Recognising Wonderful Women
The Games' 1934 Visit to Lightning Ridge
In May 1934, in their respective roles as Patron of the Bush Nursing Association (BNA), Lady Gwendolen Game (d. 1972) and her husband Sir Philip Woolcott Game (1876-1961), visited Lightning Ridge Cottage Hospital in north-west NSW with their children Rosemary and Philip.
A rural health service established in Australia in 1911, the BNA in Lightning Ridge began when one nurse arrived in 1914 and started living in the local hotel. The Cottage Hospital was built the following year, and the BNA only grew from there. It went on to become one of ten longest running services in NSW and the only one that still supported two nurses when the scheme was absorbed into the Health Commission’ in 1975.
The Game’s visit to Lightning Ridge was part of a wider Vice-Regal tour of Western NSW. Coinciding with the height of the Great Depression, Sir Philip was appointed Governor of NSW in 1930. As one in three breadwinners were out of work and Australian families struggled to make ends meet, he requested that his salary be reduced as a personal contribution to economic recovery.

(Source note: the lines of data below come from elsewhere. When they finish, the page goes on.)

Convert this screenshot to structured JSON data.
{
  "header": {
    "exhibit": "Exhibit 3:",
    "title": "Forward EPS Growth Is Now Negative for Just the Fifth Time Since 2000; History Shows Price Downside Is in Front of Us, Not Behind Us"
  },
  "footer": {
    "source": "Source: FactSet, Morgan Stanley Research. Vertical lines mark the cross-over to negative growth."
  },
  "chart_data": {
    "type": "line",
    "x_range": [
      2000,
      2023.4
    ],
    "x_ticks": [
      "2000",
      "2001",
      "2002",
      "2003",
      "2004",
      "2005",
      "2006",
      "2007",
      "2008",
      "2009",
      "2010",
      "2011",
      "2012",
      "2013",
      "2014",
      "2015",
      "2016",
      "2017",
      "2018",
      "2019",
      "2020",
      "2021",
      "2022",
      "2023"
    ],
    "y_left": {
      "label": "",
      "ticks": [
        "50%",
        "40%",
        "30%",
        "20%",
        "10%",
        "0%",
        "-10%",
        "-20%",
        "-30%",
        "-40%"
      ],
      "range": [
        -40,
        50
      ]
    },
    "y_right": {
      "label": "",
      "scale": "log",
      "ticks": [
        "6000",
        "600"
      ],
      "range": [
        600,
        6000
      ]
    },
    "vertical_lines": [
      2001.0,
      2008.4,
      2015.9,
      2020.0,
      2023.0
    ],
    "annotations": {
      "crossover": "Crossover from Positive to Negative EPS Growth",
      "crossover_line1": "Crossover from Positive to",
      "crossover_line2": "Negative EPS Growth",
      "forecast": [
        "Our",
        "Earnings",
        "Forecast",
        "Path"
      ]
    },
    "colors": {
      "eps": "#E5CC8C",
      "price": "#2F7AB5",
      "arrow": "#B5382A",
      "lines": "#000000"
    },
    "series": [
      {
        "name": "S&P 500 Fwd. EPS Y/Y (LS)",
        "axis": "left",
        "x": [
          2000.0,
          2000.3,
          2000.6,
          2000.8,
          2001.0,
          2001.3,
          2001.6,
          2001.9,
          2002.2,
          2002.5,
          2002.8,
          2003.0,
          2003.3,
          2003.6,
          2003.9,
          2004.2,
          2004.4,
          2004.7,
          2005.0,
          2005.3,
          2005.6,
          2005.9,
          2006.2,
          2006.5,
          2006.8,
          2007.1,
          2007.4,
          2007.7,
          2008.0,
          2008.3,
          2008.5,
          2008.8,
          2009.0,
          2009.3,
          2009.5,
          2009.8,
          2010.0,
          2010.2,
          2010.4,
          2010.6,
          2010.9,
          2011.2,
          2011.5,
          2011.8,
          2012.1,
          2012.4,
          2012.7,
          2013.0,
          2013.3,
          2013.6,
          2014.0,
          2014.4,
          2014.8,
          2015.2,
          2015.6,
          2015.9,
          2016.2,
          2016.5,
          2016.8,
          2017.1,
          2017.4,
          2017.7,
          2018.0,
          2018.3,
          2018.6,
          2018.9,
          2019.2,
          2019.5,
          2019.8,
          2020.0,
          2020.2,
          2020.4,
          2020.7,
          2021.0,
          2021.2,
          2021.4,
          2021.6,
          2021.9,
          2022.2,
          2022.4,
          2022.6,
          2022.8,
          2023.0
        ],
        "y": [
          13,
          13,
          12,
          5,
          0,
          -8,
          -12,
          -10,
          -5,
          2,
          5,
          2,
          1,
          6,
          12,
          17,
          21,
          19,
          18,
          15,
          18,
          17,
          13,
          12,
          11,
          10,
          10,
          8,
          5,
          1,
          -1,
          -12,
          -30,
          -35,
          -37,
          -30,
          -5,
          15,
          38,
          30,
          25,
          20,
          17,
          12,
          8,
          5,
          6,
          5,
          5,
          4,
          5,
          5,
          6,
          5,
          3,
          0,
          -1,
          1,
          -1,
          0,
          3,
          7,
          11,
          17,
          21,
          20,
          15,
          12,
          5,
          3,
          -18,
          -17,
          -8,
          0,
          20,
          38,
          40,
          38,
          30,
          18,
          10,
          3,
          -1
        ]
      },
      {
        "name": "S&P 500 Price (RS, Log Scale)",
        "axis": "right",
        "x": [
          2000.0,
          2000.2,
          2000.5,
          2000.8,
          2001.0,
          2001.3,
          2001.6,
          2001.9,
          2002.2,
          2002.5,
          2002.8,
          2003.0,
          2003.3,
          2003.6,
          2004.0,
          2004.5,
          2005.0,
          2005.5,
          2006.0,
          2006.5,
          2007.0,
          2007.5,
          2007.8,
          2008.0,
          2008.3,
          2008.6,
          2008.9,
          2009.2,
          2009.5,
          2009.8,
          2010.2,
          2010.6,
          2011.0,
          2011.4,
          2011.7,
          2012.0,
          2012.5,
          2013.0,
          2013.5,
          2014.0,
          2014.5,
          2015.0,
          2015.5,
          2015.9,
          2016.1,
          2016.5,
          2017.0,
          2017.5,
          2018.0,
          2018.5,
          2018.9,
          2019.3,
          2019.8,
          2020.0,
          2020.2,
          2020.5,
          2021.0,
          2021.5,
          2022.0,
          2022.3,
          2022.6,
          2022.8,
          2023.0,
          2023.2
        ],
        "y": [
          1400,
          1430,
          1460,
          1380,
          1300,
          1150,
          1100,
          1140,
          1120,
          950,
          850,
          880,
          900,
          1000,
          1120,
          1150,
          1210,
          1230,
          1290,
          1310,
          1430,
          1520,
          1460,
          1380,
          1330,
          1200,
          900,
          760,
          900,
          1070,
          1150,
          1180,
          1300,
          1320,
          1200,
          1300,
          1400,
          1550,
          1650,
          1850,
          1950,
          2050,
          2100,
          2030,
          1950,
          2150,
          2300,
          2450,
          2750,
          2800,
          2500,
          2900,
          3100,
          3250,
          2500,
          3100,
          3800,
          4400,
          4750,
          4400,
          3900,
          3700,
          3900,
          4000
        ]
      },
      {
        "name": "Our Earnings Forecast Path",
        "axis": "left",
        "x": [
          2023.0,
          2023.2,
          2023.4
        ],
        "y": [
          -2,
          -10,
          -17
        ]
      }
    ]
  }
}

This principled decision may have earned the warm welcome given at Lightning Ridge from Sister Septima Jones, a recently registered BNA nurse from Kyneton, Victoria, pictured with the Game family. The very presence of Lady Game also helped garner the party’s energetic reception.
A strong supporter of women, Lady Game took her role as Patron of the BNA seriously. When giving her response at the Vice Regal Luncheon held in Lightning Ridge during the visit she praised the local women saying, ‘I … take the opportunity of expressing my admiration for the wonderful women of the west. … The mothers and wives have created the west. Their courage and fortitude even under most adverse conditions fill me with the deepest admiration.’
Later that year, she published a book of poetry and speeches which she dedicated to the women of NSW with proceeds going to the District Nursing Association. It was considered ‘a fine record of the great interest taken by this lady in all matters of social welfare.’